Les processus automatisés ont été consolidés comme un outil clé pour que les organisations puissent gagner en productivité, réduire les coûts et maintenir l’agilité dans un environnement plus compétitif. Il ne s’agit pas seulement de robotiser des tâches répétitives, mais de repenser les flux de travail pour libérer le potentiel créatif et stratégique des équipes humaines, permettant de centrer les activités de grande valeur. Dans ce contexte, la rencontre menée par Yooz et IFS a permis d’identifier les éléments de base, de sélectionner les technologies adéquates et d’améliorer l’intelligence artificielle pour transformer l’automatisation en un véritable moteur d’évolutivité et de résilience entrepreneuriale.

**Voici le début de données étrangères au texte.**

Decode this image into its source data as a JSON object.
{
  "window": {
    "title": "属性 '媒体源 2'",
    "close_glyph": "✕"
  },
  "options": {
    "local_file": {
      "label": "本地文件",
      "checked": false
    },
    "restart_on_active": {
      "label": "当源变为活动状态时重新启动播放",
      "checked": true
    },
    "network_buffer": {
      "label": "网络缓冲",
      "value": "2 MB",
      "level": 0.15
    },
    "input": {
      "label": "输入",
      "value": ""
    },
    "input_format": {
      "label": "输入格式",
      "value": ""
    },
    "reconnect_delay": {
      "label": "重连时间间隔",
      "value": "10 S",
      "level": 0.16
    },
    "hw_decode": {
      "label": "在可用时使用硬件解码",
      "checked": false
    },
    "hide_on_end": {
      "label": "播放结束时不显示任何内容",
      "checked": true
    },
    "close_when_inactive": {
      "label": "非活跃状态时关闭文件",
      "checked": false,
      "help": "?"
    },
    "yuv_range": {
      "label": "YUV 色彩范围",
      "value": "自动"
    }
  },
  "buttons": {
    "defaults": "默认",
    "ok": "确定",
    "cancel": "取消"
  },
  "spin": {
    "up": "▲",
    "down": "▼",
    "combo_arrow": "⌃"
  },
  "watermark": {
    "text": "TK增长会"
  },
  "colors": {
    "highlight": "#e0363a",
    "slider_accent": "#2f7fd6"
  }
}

Selon Gonzalo Valle, directeur du succès client chez IFS, « le degré d’automatisation des processus varie énormément selon le secteur et la nature de l’entreprise. L’industrie manufacturière, en particulier l’automobile, l’électronique, la pharmacie, l’alimentation, la logistique et la distribution, présente un niveau très avancé grâce à l’utilisation intensive de robots et de systèmes de contrôle, alors que de nombreuses entreprises de services maintiennent des processus critiques à un peu automatisés, sur tout dans la prestation. efficace du service au client».
Selon Christian Muñoz, Product Evangelist chez Yooz, « est également déterminant pour la taille de l’organisation. Les grands groupes d’entreprises ont toujours à leur disposition des ressources et des projets pour automatiser en profondeur leurs processus, mais dans les pymes, les niveaux d’automatisation sont beaucoup plus exigeants, car 87 % des entreprises espagnoles déclarent avoir un processus automatisé, ce qui occulte de grandes différences pour zones internes».
Departamentos avanzados y áreas rezagadas al automatizar procesos
Le port de Yooz a révélé que l’automatisation n’avançait pas avec le même rythme dans tous les départements. Le marketing et les ventes ont été adoptés depuis des années, alors que les domaines financiers ont été habituellement adoptés au deuxième plan, avec des flux manuels qui sont aujourd’hui très répétitifs et critiques pour le commerce.
Muñoz a déclaré que « les processus comme les comptes à payer siguen siendo, dans beaucoup de cas, les derniers en automatisation, pèsent sur leur grand impact opérationnel et de contrôle. Bonne partie des entreprises mène des projets d’automatisation financière entrepris par la pression des investisseurs et du comité de direction, qui exigent información casi en temps réel et maire visibilité sur la situation économique”.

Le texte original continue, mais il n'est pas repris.